紅瓦 曹文轩 2151 2018-03-19
在我天天泡在銅匠舖的日子裡,我發現了一件很奇怪的事情:有一個男人常到傅紹全家來。 這個男人就像回到自己家裡一樣,來了,就上閣樓。 他五十多歲,身體遠比這地方上的—般人高大,肩膀端得很平。他的頭髮非黑非白,而是深灰色的,其間夾雜著一些花白的。他的臉色很紅,有少許紫色的老人斑。眼珠很黃,眼中總是網著一些細的血絲,神態威嚴,並叫人有點懼怕。 他上閣樓後不久,那閣樓就會“吱呀吱呀”地響起來,能響很久。那聲音—會兒很有規律地響,—會兒又變得亳無規律。有時,吱呀聲沒有了,代之而起的是“嗵,嗵”的撞擊聲。閣樓的樓板很老了,這會兒顫顫的,讓人擔憂。有時,這閣樓還很搖晃起來,像遭了颶風的小船在大海上顛簸。經過—陣這樣的顛簸之後,閣樓突然停止了顫動,像船泊在夜色下的港灣里。

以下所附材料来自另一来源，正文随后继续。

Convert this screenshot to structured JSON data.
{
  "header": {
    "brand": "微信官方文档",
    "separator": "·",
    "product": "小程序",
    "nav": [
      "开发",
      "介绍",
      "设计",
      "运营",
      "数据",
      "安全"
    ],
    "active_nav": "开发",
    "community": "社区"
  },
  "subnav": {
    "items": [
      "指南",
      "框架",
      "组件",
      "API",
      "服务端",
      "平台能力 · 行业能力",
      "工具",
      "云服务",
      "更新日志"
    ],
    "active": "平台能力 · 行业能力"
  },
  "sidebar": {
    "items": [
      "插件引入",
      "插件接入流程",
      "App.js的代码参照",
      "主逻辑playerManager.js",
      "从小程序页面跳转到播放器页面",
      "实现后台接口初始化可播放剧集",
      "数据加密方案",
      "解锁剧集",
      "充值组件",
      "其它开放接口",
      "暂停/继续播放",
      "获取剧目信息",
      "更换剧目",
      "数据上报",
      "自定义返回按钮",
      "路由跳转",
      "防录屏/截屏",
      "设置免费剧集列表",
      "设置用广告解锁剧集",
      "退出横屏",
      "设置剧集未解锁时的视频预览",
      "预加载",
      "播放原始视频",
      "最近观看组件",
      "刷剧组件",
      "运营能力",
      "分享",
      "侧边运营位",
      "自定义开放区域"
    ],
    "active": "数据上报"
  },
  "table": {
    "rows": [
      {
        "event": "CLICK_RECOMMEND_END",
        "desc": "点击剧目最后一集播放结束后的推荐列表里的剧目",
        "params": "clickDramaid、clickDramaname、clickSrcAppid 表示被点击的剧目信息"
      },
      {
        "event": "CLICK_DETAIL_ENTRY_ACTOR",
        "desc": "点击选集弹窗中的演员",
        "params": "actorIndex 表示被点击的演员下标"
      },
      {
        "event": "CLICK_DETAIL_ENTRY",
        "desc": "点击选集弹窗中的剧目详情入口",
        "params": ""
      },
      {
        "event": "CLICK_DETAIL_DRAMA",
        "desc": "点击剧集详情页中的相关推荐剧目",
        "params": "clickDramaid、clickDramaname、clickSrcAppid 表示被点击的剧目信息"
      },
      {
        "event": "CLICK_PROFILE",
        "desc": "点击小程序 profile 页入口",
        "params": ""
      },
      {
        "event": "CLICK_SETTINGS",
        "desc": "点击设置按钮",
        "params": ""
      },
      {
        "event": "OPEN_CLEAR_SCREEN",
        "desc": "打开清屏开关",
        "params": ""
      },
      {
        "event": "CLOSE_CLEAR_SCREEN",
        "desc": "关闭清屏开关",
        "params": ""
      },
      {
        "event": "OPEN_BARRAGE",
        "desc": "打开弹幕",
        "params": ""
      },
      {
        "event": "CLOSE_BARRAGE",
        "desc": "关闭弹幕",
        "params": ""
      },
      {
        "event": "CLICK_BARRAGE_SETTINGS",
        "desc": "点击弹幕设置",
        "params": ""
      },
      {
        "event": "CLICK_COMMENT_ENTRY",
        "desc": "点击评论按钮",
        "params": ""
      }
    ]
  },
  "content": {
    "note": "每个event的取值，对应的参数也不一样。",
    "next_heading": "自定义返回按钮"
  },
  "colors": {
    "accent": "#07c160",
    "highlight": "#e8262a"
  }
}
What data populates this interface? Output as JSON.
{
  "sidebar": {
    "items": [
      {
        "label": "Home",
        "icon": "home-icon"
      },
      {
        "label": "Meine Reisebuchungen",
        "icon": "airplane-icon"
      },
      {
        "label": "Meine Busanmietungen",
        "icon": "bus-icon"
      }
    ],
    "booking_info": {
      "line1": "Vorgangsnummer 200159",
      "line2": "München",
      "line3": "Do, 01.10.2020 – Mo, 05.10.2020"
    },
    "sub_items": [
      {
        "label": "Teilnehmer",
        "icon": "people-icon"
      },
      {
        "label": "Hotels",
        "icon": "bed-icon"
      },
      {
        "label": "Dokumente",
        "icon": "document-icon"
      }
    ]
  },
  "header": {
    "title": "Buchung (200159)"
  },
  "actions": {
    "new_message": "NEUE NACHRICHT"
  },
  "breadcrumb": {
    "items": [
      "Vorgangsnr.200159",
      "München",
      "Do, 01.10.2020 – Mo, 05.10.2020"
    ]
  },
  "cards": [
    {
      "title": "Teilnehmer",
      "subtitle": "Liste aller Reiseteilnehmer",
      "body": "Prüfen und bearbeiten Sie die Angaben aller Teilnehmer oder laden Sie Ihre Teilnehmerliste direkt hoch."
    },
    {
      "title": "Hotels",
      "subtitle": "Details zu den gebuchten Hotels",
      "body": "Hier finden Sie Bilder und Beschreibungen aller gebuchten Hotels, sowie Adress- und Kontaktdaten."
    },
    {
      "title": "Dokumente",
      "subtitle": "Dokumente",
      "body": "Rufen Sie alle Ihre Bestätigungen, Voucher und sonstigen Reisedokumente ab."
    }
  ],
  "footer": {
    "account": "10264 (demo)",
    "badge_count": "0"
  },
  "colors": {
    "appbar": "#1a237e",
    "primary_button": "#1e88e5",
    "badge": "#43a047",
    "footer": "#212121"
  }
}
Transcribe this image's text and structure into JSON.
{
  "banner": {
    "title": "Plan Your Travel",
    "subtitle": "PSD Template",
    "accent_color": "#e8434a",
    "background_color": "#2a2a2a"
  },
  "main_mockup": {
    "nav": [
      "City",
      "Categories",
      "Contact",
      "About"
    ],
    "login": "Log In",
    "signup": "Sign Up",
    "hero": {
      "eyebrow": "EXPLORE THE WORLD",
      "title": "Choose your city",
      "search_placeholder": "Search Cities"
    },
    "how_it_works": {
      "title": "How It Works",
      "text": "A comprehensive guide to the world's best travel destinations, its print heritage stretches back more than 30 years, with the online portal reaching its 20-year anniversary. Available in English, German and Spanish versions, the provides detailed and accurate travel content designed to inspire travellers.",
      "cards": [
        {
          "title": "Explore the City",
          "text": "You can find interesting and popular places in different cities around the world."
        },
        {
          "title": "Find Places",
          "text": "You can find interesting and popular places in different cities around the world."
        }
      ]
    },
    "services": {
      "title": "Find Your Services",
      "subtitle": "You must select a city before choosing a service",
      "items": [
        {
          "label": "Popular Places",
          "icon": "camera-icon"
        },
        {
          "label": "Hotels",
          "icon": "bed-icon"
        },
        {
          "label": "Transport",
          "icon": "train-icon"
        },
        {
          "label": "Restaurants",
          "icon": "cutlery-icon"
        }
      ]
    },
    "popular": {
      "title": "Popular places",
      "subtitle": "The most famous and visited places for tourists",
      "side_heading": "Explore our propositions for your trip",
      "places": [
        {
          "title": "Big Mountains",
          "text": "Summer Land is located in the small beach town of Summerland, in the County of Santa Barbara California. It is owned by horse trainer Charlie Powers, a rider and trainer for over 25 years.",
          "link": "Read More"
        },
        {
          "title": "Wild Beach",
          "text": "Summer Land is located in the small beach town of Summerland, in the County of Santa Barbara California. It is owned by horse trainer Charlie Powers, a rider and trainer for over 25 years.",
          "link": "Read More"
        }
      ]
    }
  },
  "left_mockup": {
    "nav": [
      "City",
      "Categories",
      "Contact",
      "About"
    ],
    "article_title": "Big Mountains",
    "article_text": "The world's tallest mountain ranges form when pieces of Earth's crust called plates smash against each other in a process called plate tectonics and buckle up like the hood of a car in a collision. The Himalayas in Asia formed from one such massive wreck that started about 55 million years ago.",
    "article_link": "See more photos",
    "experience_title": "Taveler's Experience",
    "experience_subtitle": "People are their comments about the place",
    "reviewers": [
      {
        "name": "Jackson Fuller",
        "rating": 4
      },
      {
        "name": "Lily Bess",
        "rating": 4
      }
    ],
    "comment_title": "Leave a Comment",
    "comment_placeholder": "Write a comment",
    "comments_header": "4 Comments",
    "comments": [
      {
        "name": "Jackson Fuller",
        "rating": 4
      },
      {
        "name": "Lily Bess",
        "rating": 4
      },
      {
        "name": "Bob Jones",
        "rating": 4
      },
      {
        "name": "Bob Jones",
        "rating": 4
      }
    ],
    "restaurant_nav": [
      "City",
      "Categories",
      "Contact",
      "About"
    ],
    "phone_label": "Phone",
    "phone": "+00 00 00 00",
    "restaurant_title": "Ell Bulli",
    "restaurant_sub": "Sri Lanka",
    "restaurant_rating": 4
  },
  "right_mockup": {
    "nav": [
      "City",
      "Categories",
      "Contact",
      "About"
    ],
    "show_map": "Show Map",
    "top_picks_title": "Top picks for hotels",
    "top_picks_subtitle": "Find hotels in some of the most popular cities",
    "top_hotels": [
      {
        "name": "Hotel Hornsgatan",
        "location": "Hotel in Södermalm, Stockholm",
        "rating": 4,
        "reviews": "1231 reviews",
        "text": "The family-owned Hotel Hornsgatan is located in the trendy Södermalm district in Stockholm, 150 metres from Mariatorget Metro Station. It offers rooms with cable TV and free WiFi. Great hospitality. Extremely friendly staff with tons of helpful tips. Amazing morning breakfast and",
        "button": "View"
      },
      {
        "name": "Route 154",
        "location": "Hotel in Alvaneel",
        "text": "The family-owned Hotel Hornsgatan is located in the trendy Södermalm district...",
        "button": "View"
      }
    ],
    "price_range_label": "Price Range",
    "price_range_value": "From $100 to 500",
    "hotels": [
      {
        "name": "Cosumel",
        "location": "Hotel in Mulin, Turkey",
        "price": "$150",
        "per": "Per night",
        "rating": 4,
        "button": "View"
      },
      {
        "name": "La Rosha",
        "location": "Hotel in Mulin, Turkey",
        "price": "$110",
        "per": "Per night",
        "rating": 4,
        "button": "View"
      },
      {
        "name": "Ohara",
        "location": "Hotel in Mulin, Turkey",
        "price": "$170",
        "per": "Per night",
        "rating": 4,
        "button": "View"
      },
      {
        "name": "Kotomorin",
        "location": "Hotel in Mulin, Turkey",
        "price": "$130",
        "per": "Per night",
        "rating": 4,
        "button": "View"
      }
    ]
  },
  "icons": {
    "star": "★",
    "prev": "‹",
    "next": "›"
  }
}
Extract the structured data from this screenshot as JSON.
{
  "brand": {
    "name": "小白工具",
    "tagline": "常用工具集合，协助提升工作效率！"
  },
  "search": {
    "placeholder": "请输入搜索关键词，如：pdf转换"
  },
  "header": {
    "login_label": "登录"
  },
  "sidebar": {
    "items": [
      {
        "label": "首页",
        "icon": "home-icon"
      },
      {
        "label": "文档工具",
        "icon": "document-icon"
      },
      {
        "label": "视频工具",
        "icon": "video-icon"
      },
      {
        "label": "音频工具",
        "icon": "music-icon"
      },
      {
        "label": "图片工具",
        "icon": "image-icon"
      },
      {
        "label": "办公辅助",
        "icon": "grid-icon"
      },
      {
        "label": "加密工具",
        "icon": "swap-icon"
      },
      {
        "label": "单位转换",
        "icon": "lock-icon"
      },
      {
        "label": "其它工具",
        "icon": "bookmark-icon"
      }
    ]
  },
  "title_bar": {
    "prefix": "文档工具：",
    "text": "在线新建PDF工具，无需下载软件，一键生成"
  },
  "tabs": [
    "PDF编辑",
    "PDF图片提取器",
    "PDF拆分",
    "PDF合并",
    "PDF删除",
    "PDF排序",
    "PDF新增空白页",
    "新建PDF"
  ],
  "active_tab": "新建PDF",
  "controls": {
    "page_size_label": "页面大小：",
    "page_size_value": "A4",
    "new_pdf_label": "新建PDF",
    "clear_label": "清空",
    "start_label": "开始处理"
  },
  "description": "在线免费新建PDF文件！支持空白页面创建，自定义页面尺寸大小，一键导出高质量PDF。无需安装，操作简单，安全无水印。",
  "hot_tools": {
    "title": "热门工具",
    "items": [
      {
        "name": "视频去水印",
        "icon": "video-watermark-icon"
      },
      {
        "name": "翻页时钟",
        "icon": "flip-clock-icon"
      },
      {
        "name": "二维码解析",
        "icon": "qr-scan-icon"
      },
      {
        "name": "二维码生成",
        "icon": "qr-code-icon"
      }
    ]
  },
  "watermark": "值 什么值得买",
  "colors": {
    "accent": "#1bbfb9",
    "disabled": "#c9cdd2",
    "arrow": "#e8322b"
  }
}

我不知傅紹全聽到了吱呀聲沒有。因為每當那個男人上了閣樓之後,他就會喚了那隻黑鳳頭,叫上我,去野外放飛鴿子去了。這種聲音,是我來找傅紹全,他不在,我坐在小凳上等他時聽到的。 我幾次看到過那男人走下閣樓來。那神態與上閣樓時不一樣,彷彿是從浴池里浸泡了很久之後走出來的,頭上熱氣騰騰的,既輕鬆又疲憊的樣子。 回家時,我在飯桌上說:“有個男的,常去小銅匠家。” 父親說:“那是霍長仁。” “霍長仁?”這個名字在我的心頭上猛地一震。很小的時候,我就听說過霍長仁。霍長仁的名字在這一帶家喻戶曉,並且人們在一提到這個名字時,就立即會感到一種威懾,眼前頓時會出現—個用大刀砍伐人頭的形象。他曾在一九四五年秋天的—個月黑風高的晚上,在距離油麻地小鎮四里地的河邊上,一口氣砍了十—個土匪的人頭。據目擊者說,霍長仁砍人頭時,沒有一絲慌張。在捆綁住的那個傢伙後面站定,雙手握住刀把,然後將上身向右側旋轉,突然大刀在空中畫—個閃亮的銀弧,人頭就砍落下來。殺了十—個人,手上沒沾—滴血。一九九三年十月,我在日本東京講學,一天晚上看電視,當看到裡面有—個具有紳土風度的西洋人在演示教練打高爾夫球的姿勢時,我莫明其妙地想到了霍長仁殺人的情景。

霍長仁在我的記億裡也留下了一絲凶狠的感覺。留下這種感覺倒不是因為他—口氣砍了十—個人頭,而是因為與這件事相連的—個細節:他砍到第十—個人頭時,已氣力不支,手腕乏力,動作變形,一刀下去時,未砍到脖子上,而是砍在了肩膀上。當時,雲彩正遮住月亮,也看不清砍殺的情況,見那人撲倒了,他也就收了刀。清晨時,被殺者的家屬來收屍,第十—個挨砍的居然還有一口氣。家里人沒吭聲,只是大哭,將他弄回去,然後轉移到幾十里外的—個親戚家中,請來醫生包紮、上藥,居然活下來了。但不久就走漏了風聲。那人又被捉住了。霍長仁沒等到天黑,大白天,就在油麻地鎮上的橋頭,將那隻僥倖存下的腦袋—下就砍了下來。人們看到,那隻腦袋南瓜一樣滾到了河裡。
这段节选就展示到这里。